Dark matter is something which has never been observed, but it appears to have a profound effect on the universe and is considered to be the substance which holds together all visible matter.
According to Physics World, the new theory has arisen basically because we still don’t fully understand how the sun works. There are “unexplained discrepancies between mathematical models of the Sun and astronomical observations,” it says.
The results from observations through helioseismology – which is the study of acoustic pressure waves on the sun- and mathematical calculations of the various quantities of chemical elements involved, somehow don’t add up whatever adjustments are made. Therefore, the theory of dark matter interaction within the sun has arisen as an attempt to solve this riddle.
The researchers think that the sun is capturing dark matter as it passes through the Milky Way’s galactic halo. The team have dubbed this type of dark matter “asymmetric,” because it may have its own antimatter counterpart and the interaction of it with other matter inside the sun’s core could be the force driving heat to its surface and powering the pressure waves which sweep across the star.
Space Reporter says,
“Their model relies on the assumption that it is the change in momentum during particle collisions between dark and normal matter that drive the nature of the interactions between particles. The calculations produced by the team suggest that dark matter displaying this property would transfer large amounts of heat from the Sun’s core to its surface.”
Astroparticle physicist, Aaron Vincent of Durham University, told Physicsworld that,
“Such an interaction would probably not involve one of the four known fundamental forces. This would be some new interaction between dark matter and the standard model.”
Phys org. explains how the theory fits.
“To find out if it might be at play in the sun (captured perhaps by its gravity) the team built four models. One of the models was based on standard theory, the other three all took into account the possible impact of dark matter. The dark matter models mathematically described the possibility of interactions between dark matter and regular matter and the momentum that might or might not occur. In studying their models, they found that one, which was based on a momentum-dependent interaction cross-section, fit with observational data, if the mass of the dark matter particle was set at 3 GeV. None of the other models fit in any way. In that model, dark matter carried a significant amount of heat from the sun’s core to the outer solar layers, offering an explanation of prior differences with observational data.”
Vincent said, “There’s probably a zoo of different possible particles that would give this interaction, but it’s not clear yet whether any of those would really work when you work out the details.
“We’re very close to finding out whether this really is an indication of dark matter or whether we have stumbled upon something that mathematically looks like dark matter but is actually something more subtle going on in the Sun,” he added.

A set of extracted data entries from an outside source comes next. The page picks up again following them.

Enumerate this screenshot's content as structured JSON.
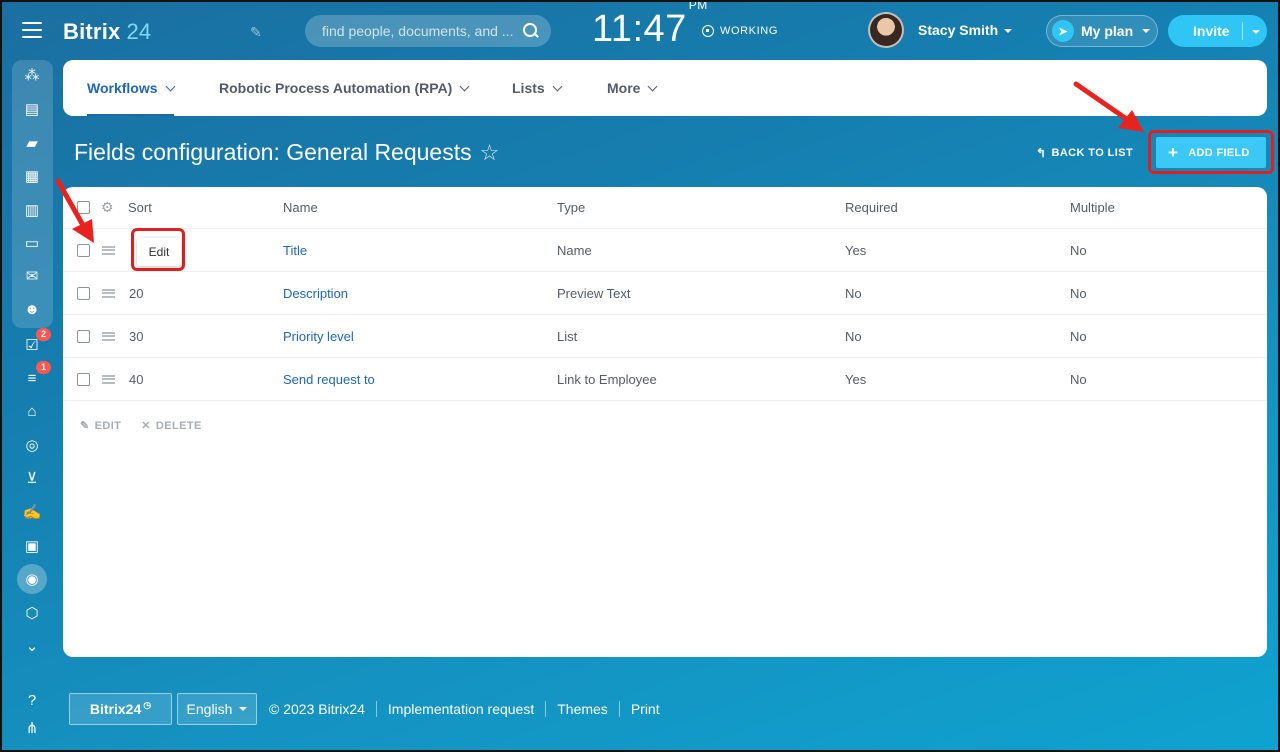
{
  "header": {
    "logo_name": "Bitrix",
    "logo_num": "24",
    "search_placeholder": "find people, documents, and ...",
    "clock": "11:47",
    "clock_ampm": "PM",
    "status": "WORKING",
    "user_name": "Stacy Smith",
    "plan_label": "My plan",
    "invite_label": "Invite"
  },
  "sidebar": {
    "badges": {
      "tasks": "2",
      "feed": "1"
    }
  },
  "nav": {
    "tabs": [
      {
        "label": "Workflows"
      },
      {
        "label": "Robotic Process Automation (RPA)"
      },
      {
        "label": "Lists"
      },
      {
        "label": "More"
      }
    ]
  },
  "page": {
    "title": "Fields configuration: General Requests",
    "back_label": "BACK TO LIST",
    "add_label": "ADD FIELD"
  },
  "table": {
    "columns": {
      "sort": "Sort",
      "name": "Name",
      "type": "Type",
      "required": "Required",
      "multiple": "Multiple"
    },
    "rows": [
      {
        "sort": "",
        "name": "Title",
        "type": "Name",
        "required": "Yes",
        "multiple": "No"
      },
      {
        "sort": "20",
        "name": "Description",
        "type": "Preview Text",
        "required": "No",
        "multiple": "No"
      },
      {
        "sort": "30",
        "name": "Priority level",
        "type": "List",
        "required": "No",
        "multiple": "No"
      },
      {
        "sort": "40",
        "name": "Send request to",
        "type": "Link to Employee",
        "required": "Yes",
        "multiple": "No"
      }
    ],
    "edit_popup": "Edit",
    "actions": {
      "edit": "EDIT",
      "delete": "DELETE"
    }
  },
  "footer": {
    "brand": "Bitrix24",
    "language": "English",
    "copyright": "© 2023 Bitrix24",
    "links": [
      "Implementation request",
      "Themes",
      "Print"
    ]
  },
  "colors": {
    "accent": "#2fc6f6",
    "link": "#2067b0",
    "highlight": "#e02020"
  }
}
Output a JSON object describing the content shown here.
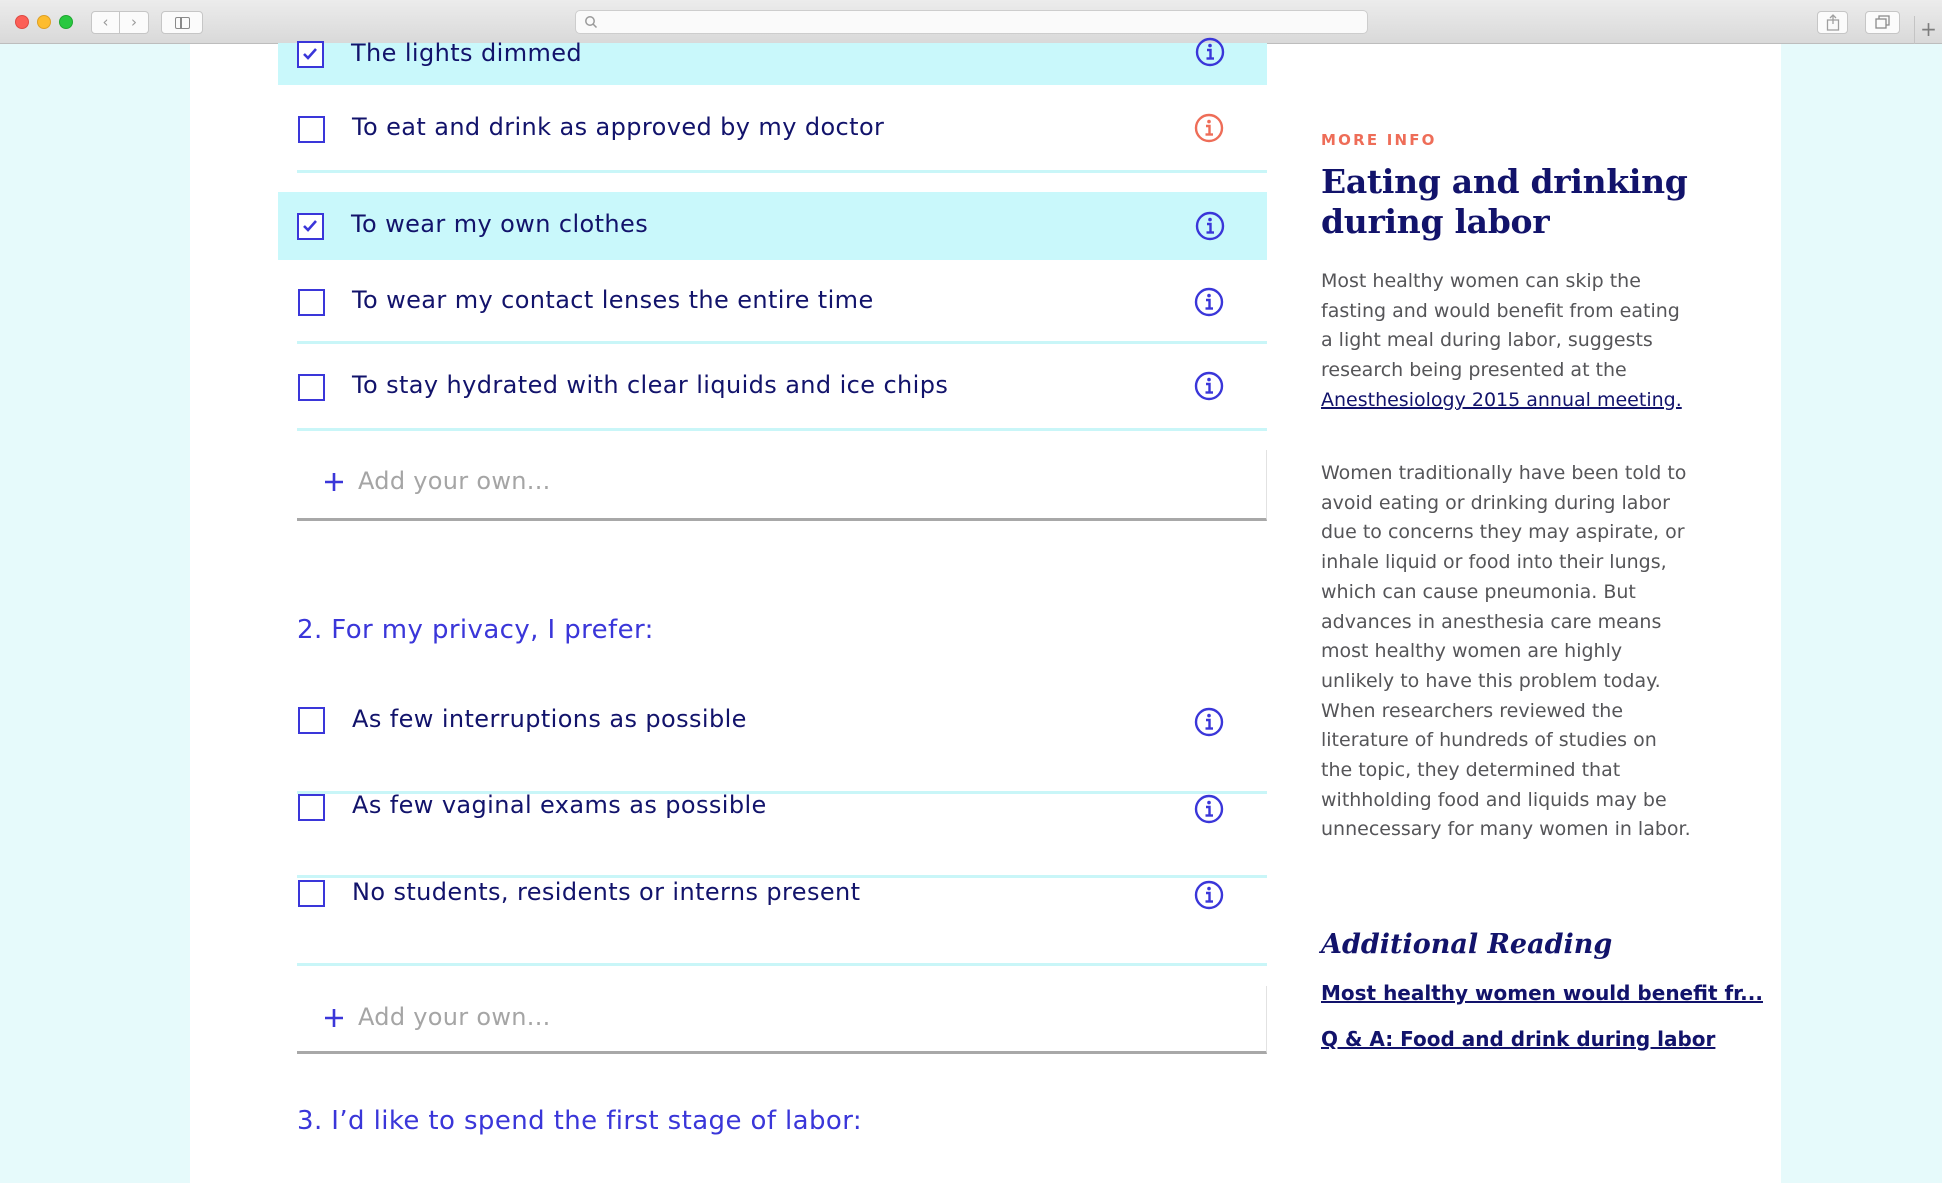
{
  "browser": {
    "back_glyph": "‹",
    "forward_glyph": "›",
    "new_tab_glyph": "+"
  },
  "section1": {
    "items": [
      {
        "label": "The lights dimmed",
        "checked": true,
        "info_icon": "info-circle-icon"
      },
      {
        "label": "To eat and drink as approved by my doctor",
        "checked": false,
        "info_icon": "info-circle-icon",
        "info_active": true
      },
      {
        "label": "To wear my own clothes",
        "checked": true,
        "info_icon": "info-circle-icon"
      },
      {
        "label": "To wear my contact lenses the entire time",
        "checked": false,
        "info_icon": "info-circle-icon"
      },
      {
        "label": "To stay hydrated with clear liquids and ice chips",
        "checked": false,
        "info_icon": "info-circle-icon"
      }
    ],
    "add_placeholder": "Add your own..."
  },
  "section2": {
    "heading": "2. For my privacy, I prefer:",
    "items": [
      {
        "label": "As few interruptions as possible",
        "checked": false
      },
      {
        "label": "As few vaginal exams as possible",
        "checked": false
      },
      {
        "label": "No students, residents or interns present",
        "checked": false
      }
    ],
    "add_placeholder": "Add your own..."
  },
  "section3": {
    "heading": "3. I’d like to spend the first stage of labor:"
  },
  "side": {
    "eyebrow": "MORE INFO",
    "title": "Eating and drinking during labor",
    "para1_text": "Most healthy women can skip the fasting and would benefit from eating a light meal during labor, suggests research being presented at the ",
    "para1_link": "Anesthesiology 2015 annual meeting.",
    "para2": "Women traditionally have been told to avoid eating or drinking during labor due to concerns they may aspirate, or inhale liquid or food into their lungs, which can cause pneumonia. But advances in anesthesia care means most healthy women are highly unlikely to have this problem today. When researchers reviewed the literature of hundreds of studies on the topic, they determined that withholding food and liquids may be unnecessary for many women in labor.",
    "additional_heading": "Additional Reading",
    "links": [
      "Most healthy women would benefit fr...",
      "Q & A: Food and drink during labor"
    ]
  },
  "colors": {
    "accent": "#3a36d9",
    "navy": "#12136b",
    "checked_bg": "#c9f8fb",
    "info_active": "#ee6d58",
    "page_bg": "#e6fafb"
  }
}
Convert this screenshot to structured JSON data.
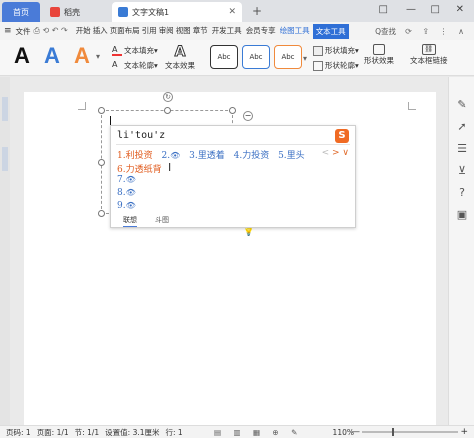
{
  "titlebar": {
    "tabs": [
      {
        "label": "首页"
      },
      {
        "label": "稻壳"
      },
      {
        "label": "文字文稿1"
      }
    ],
    "add_tab": "+",
    "window_controls": [
      "□",
      "—",
      "□",
      "✕"
    ]
  },
  "menubar": {
    "hamburger": "≡",
    "file": "文件",
    "quick_access": "⎙ ⟲ ↶ ↷",
    "tabs": [
      "开始",
      "插入",
      "页面布局",
      "引用",
      "审阅",
      "视图",
      "章节",
      "开发工具",
      "会员专享"
    ],
    "blue_tab": "绘图工具",
    "active_tab": "文本工具",
    "search": "Q查找",
    "right_icons": "⟳ ⇪ ⋮ ∧"
  },
  "ribbon": {
    "bigA_letters": [
      "A",
      "A",
      "A"
    ],
    "bigA_colors": [
      "#111111",
      "#3a7bd5",
      "#f08a3c"
    ],
    "text_fill": "文本填充",
    "text_outline": "文本轮廓",
    "text_effect": "文本效果",
    "shape_styles": [
      "Abc",
      "Abc",
      "Abc"
    ],
    "shape_style_colors": [
      "#333333",
      "#3a7bd5",
      "#f08a3c"
    ],
    "shape_fill": "形状填充",
    "shape_outline": "形状轮廓",
    "shape_effect": "形状效果",
    "textbox_link": "文本框链接"
  },
  "ime": {
    "pinyin": "li'tou'z",
    "logo": "S",
    "candidates": [
      {
        "num": "1.",
        "text": "利投资"
      },
      {
        "num": "2.",
        "text": "👁"
      },
      {
        "num": "3.",
        "text": "里透着"
      },
      {
        "num": "4.",
        "text": "力投资"
      },
      {
        "num": "5.",
        "text": "里头"
      }
    ],
    "nav": [
      "<",
      ">",
      "∨"
    ],
    "rows": [
      {
        "num": "6.",
        "text": "力透纸背"
      },
      {
        "num": "7.",
        "text": "👁"
      },
      {
        "num": "8.",
        "text": "👁"
      },
      {
        "num": "9.",
        "text": "👁"
      }
    ],
    "tabs": [
      "联想",
      "斗图"
    ]
  },
  "statusbar": {
    "page_num": "页码: 1",
    "pages": "页面: 1/1",
    "section": "节: 1/1",
    "setting": "设置值: 3.1厘米",
    "row": "行: 1",
    "zoom": "110%",
    "minus": "—",
    "plus": "+",
    "view_icons": "▤ ▥ ▦ ⊕ ✎"
  },
  "colors": {
    "accent": "#2f6fd6",
    "candidate_highlight": "#e05a1c",
    "sogou_logo": "#f06a23"
  }
}
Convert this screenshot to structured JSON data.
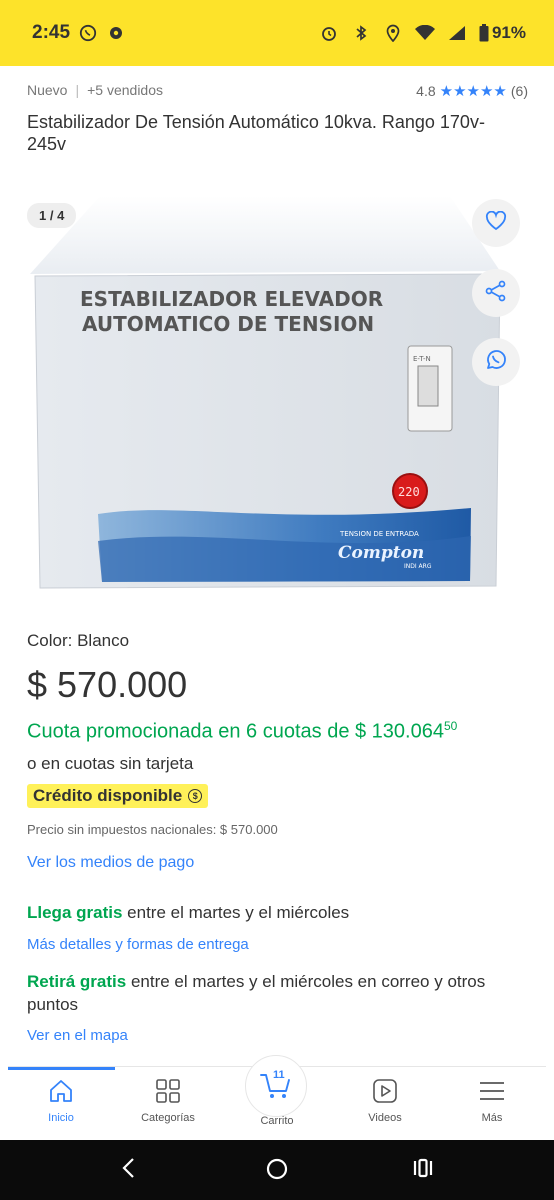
{
  "status": {
    "time": "2:45",
    "battery": "91%",
    "icons": [
      "whatsapp-icon",
      "notification-icon",
      "alarm-icon",
      "bluetooth-icon",
      "location-icon",
      "wifi-icon",
      "signal-icon",
      "battery-icon"
    ]
  },
  "product": {
    "condition": "Nuevo",
    "sold": "+5 vendidos",
    "rating": "4.8",
    "reviews": "(6)",
    "title": "Estabilizador De Tensión Automático 10kva. Rango 170v-245v",
    "image_counter": "1 / 4",
    "image_text_line1": "ESTABILIZADOR ELEVADOR",
    "image_text_line2": "AUTOMATICO DE TENSION",
    "image_display": "220",
    "image_small_text": "TENSION DE ENTRADA",
    "image_brand": "Compton",
    "image_brand_sub": "INDI ARG",
    "breaker_label": "E-T-N",
    "color_label": "Color:",
    "color_value": "Blanco",
    "price": "$ 570.000",
    "installments_text": "Cuota promocionada en 6 cuotas de $ 130.064",
    "installments_cents": "50",
    "no_card": "o en cuotas sin tarjeta",
    "credit_badge": "Crédito disponible",
    "credit_coin": "$",
    "tax_note": "Precio sin impuestos nacionales: $ 570.000",
    "payment_link": "Ver los medios de pago",
    "shipping_strong": "Llega gratis",
    "shipping_rest": "entre el martes y el miércoles",
    "shipping_link": "Más detalles y formas de entrega",
    "pickup_strong": "Retirá gratis",
    "pickup_rest": "entre el martes y el miércoles en correo y otros puntos",
    "map_link": "Ver en el mapa"
  },
  "nav": {
    "inicio": "Inicio",
    "categorias": "Categorías",
    "carrito": "Carrito",
    "cart_count": "11",
    "videos": "Videos",
    "mas": "Más"
  },
  "colors": {
    "status_yellow": "#fde32a",
    "accent_blue": "#3483fa",
    "green": "#00a650",
    "credit_yellow": "#fff159"
  }
}
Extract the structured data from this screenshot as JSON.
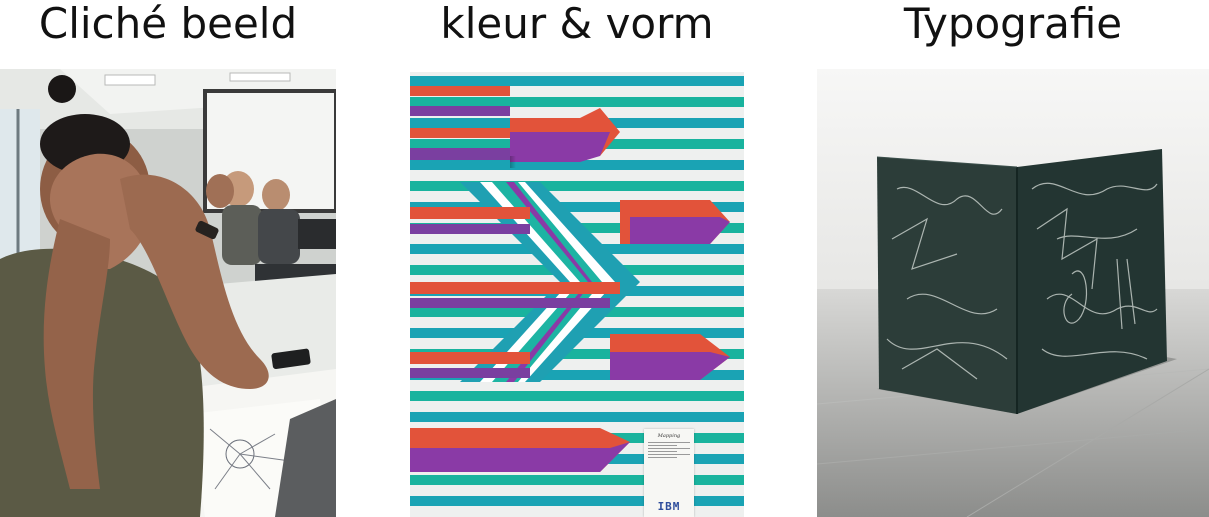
{
  "panels": [
    {
      "title": "Cliché beeld"
    },
    {
      "title": "kleur & vorm",
      "poster": {
        "label_title": "Mapping",
        "brand": "IBM"
      }
    },
    {
      "title": "Typografie"
    }
  ]
}
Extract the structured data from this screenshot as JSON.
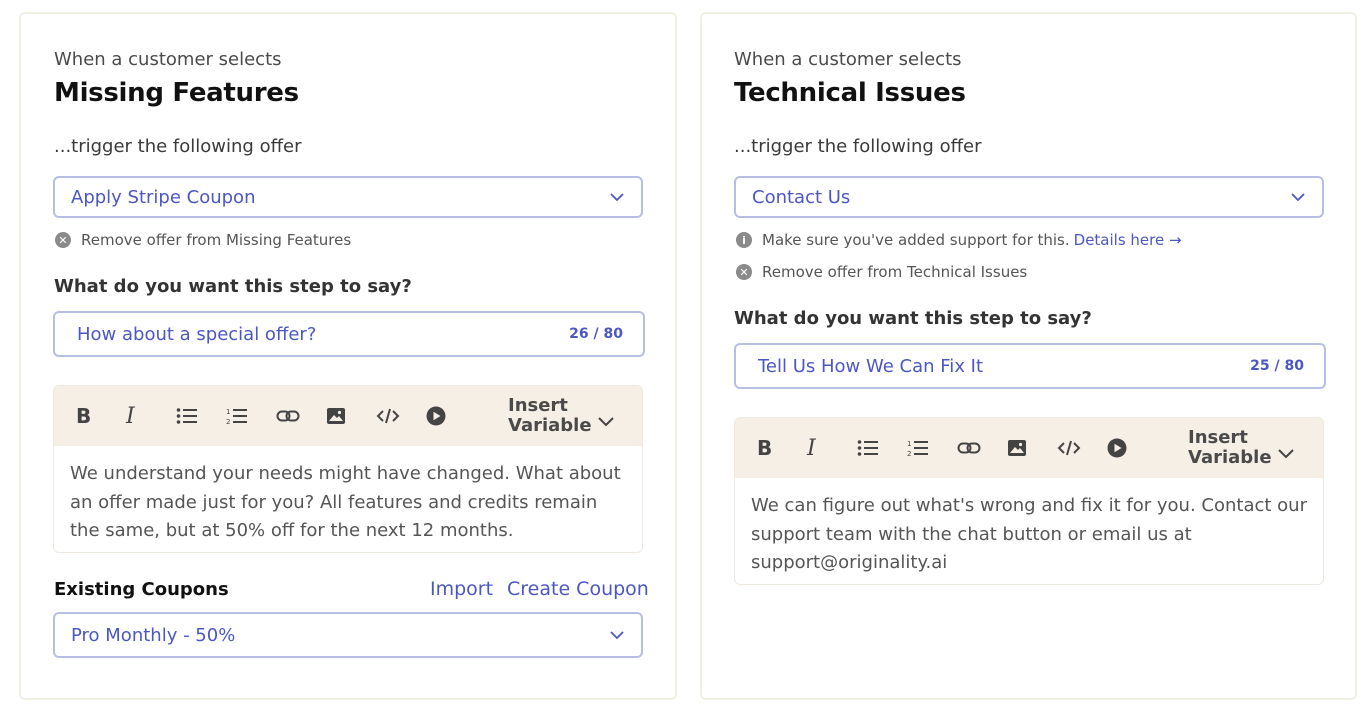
{
  "left": {
    "when_label": "When a customer selects",
    "reason": "Missing Features",
    "trigger_label": "...trigger the following offer",
    "offer_select": "Apply Stripe Coupon",
    "remove_offer": "Remove offer from Missing Features",
    "step_question": "What do you want this step to say?",
    "headline": "How about a special offer?",
    "headline_count": "26 / 80",
    "insert_variable": "Insert\nVariable",
    "body_text": "We understand your needs might have changed. What about an offer made just for you? All features and credits remain the same, but at 50% off for the next 12 months.",
    "existing_coupons_label": "Existing Coupons",
    "import_link": "Import",
    "create_coupon_link": "Create Coupon",
    "coupon_select": "Pro Monthly - 50%"
  },
  "right": {
    "when_label": "When a customer selects",
    "reason": "Technical Issues",
    "trigger_label": "...trigger the following offer",
    "offer_select": "Contact Us",
    "info_note": "Make sure you've added support for this.",
    "info_link": "Details here →",
    "remove_offer": "Remove offer from Technical Issues",
    "step_question": "What do you want this step to say?",
    "headline": "Tell Us How We Can Fix It",
    "headline_count": "25 / 80",
    "insert_variable": "Insert\nVariable",
    "body_text": "We can figure out what's wrong and fix it for you. Contact our support team with the chat button or email us at support@originality.ai"
  },
  "toolbar_icons": [
    "bold-icon",
    "italic-icon",
    "bullet-list-icon",
    "numbered-list-icon",
    "link-icon",
    "image-icon",
    "code-icon",
    "video-icon"
  ],
  "colors": {
    "accent": "#4a57c4",
    "border": "#b8bde6",
    "toolbar_bg": "#f6efe5",
    "card_border": "#f1efe4"
  }
}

Dr Pat Scott from the Astrophysics group at Imperial College London, who was involved in the research, told MailOnline, “To prove that this is really what is going on in the sun, we’d need to find a stable dark matter particle that interacts in this way with normal matter,’
“Either the next run of the Large Hadron Collider, or some of the next generation of direct searches for dark matter, should be able to find such a particle if it exists.”